Do yourself a favor,RUN don't walk,but get away from those suckers,They are junk.I bought one of the larger ones a few yrs ago and after four exchanges and replacing a motor,I gave up,got my money back and bought the Nova 16-24 and love it. :thumbsup::thumbsup:My sugestion is go for the jet and you won't go wrong. 
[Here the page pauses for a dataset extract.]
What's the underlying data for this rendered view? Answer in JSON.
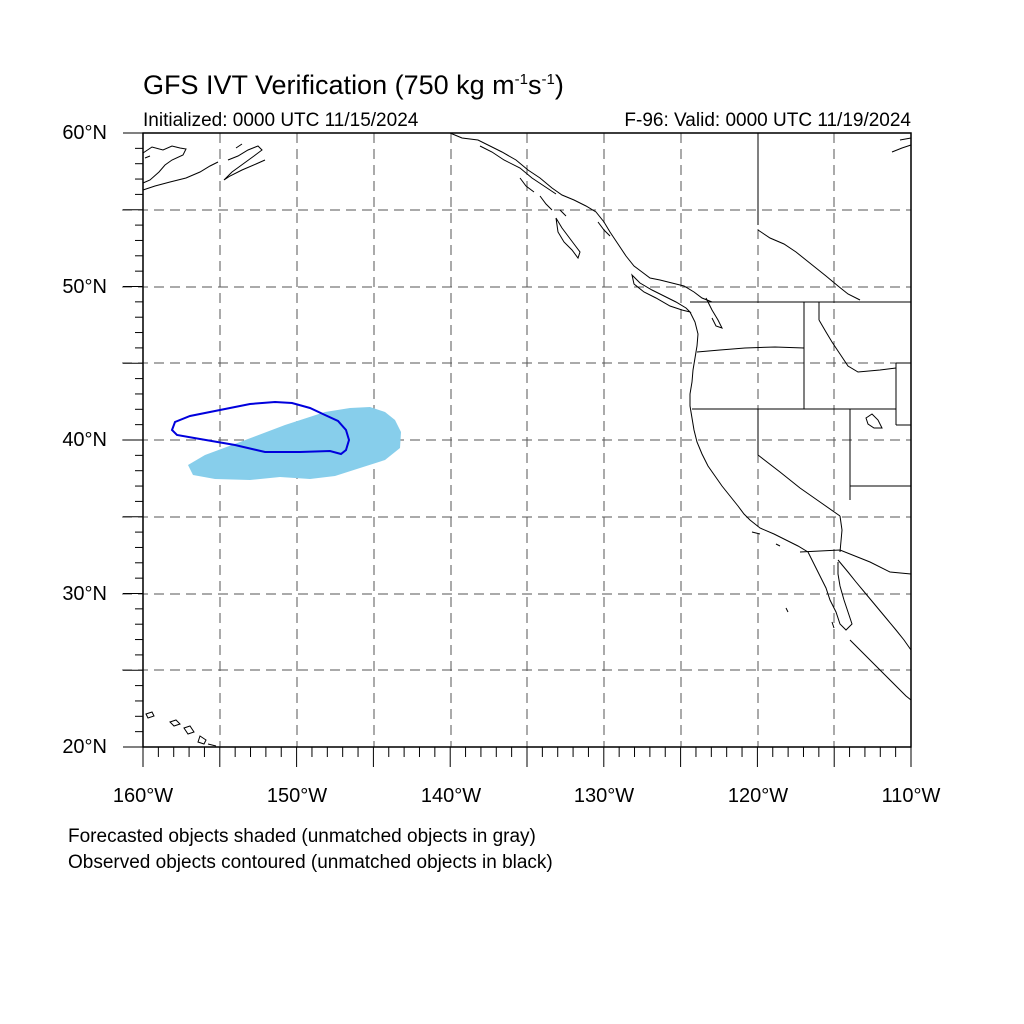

Oh yes,that all took place in an 8 month period


----------



## sirrom (Jan 14, 2009)

ok how about a rikon, also the guy I talked to at the store told me jet is going to have a price adjustment but how much lower they will go he didn't know, anyone else hear this?


----------



## Barry Ward (Mar 22, 2008)

*lathes*

I have the Ricon,it was my 1st lathe three yrs ago and I love it.It is one tough little lathe and there service is 2nd to none,great folks to deal with.I kinda over worked it,and I mean OVERWORKED it and sorta put a hurtin on the motor,so I called and told them I needed another motor and told em what I done and they said ,don't worry bout it and three days later I had a new motor and I even told em it was out of warranty.No problem,no cost. :thumbsup::thumbsup::thumbsup::thumbsup:


----------



## Barry Ward (Mar 22, 2008)

*lathes*

OH yes you may want to check out Jet,lotta folks I know have em a swear by em,also I think it would be a good choice just a tad bit more than the Ricon :thumbsup:


----------



## sirrom (Jan 14, 2009)

thanks for the input.


----------



## sirrom (Jan 14, 2009)

well I did it. I got the rikon and just love it. also spent a small fortune on tools and no end in sight. I should have done this years ago. I chose the rikon for the slower speed of 430 rpm seems most have a low of 500


----------